Una rapida sosta al Centro di Alta Terra di Hrauneyjar, dove ha potuto assaggiare un piatto di stufato islandese, che le ha fornito la carica necessaria per gli ultimi 80 chilometri del viaggio. Cancellieri ha accelerato il ritmo, percorrendo le strade asfaltate mentre scendeva nella valle di Thjorsardalur, attraversata dal fiume Thjorsa, il più lungo d'Islanda, circondata dalle colline di pomice. Il prossimo obiettivo: le sorgenti termali di Hrunalaug, situate nei terreni di una fattoria vicino alla città di Fludir. Queste sorgenti, che esistono da secoli, offrono diverse piscine naturali con acque a temperatura variabile. Non appena arrivata, si è subito messa in costume per un meritato bagno dopo due giorni esaltanti ma faticosi. “Finire con le sorgenti calde era davvero una priorità per me”, afferma. “L'Islanda è famosa per le sue sorgenti termali, e quale modo migliore per concludere un'avventura come questa?”.
Mentre si rilassa nelle acque delle varie piscine, Cancellieri si prende un momento per riflettere su tutto ciò che ha vissuto in Islanda. “È stato tutto incredibile: il paesaggio, le pedalate... Questa terra ispira un rispetto profondo.
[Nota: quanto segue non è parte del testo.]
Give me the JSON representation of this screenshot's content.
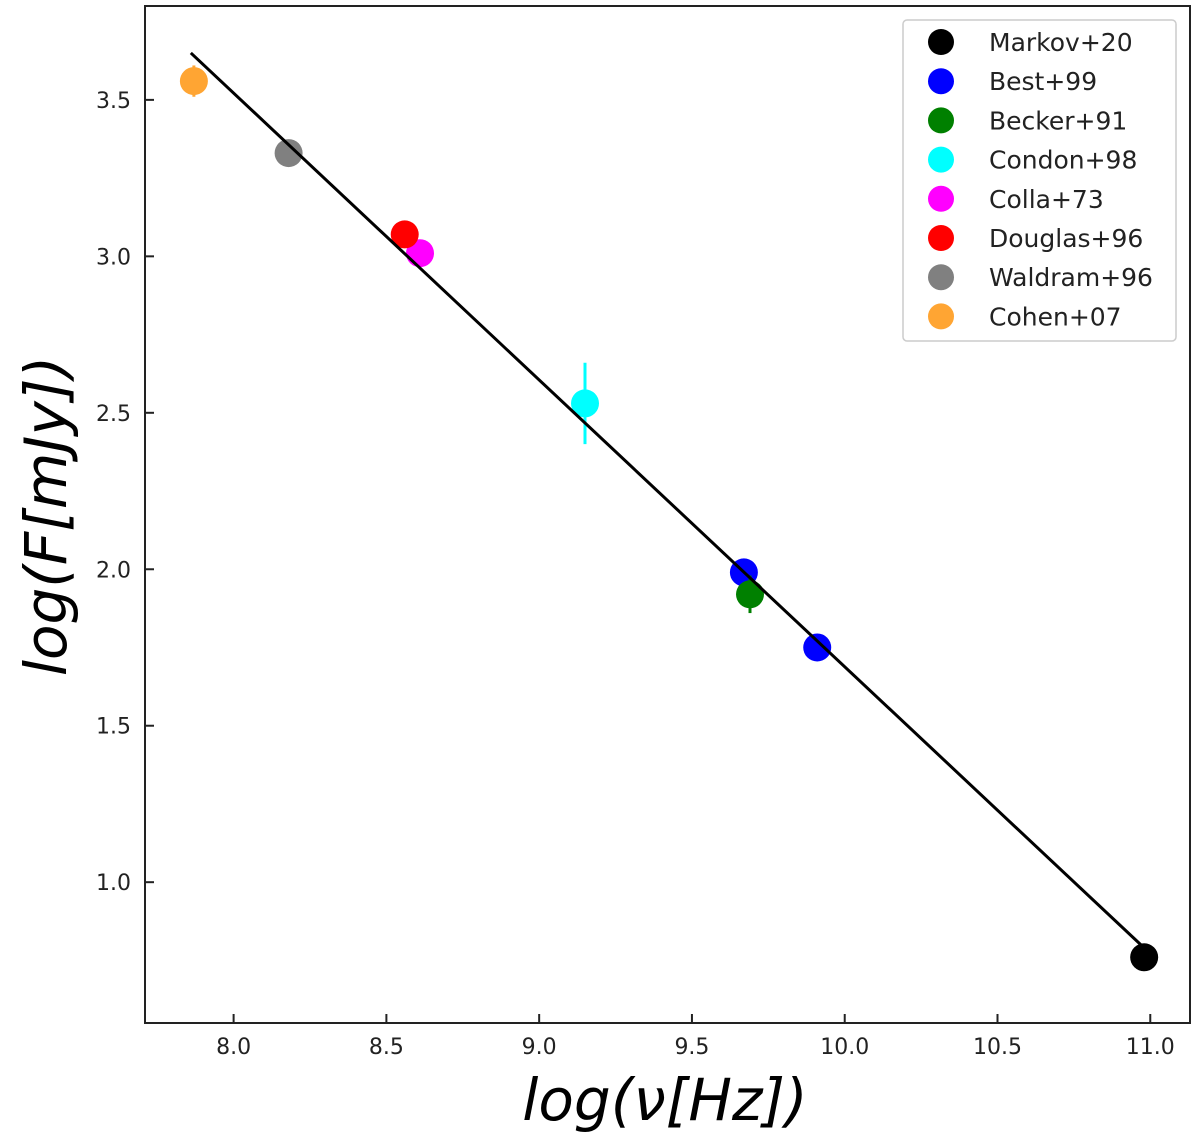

È così pura, incontaminata. Ma c'è anche un altro tipo di rispetto che si deve avere per questo posto. Il tempo può cambiare in un attimo e non c'è alcun rifugio. Devi davvero essere consapevole della natura e rispettarla”.
Anche il giorno dopo, mentre passeggiavamo per la capitale Reykjavik, Cancellieri ha ammesso che ci sarebbe voluto del tempo per comprendere appieno tutto ciò a cui aveva assistito durante la sua intensa avventura di due giorni in bikepacking in Islanda. “Sto ancora cercando di riflettere e assimilare tutto ciò che ho che ho visto. Ultimamente ho viaggiato molto. Nell'ultimo anno sono passata dall'Indonesia alla Sardegna, dalle Isole Canarie alla California, dai Pirenei e ora all'Islanda. È stato tutto magnifico, ma a volte sento che non ho il tempo di fare mia davvero ogni esperienza. Quest'inverno passerò più tempo a casa, per riposare, ma anche per riflettere su tutto ciò che ho vissuto. Non so se ci riuscirò, ma almeno ci proverò”.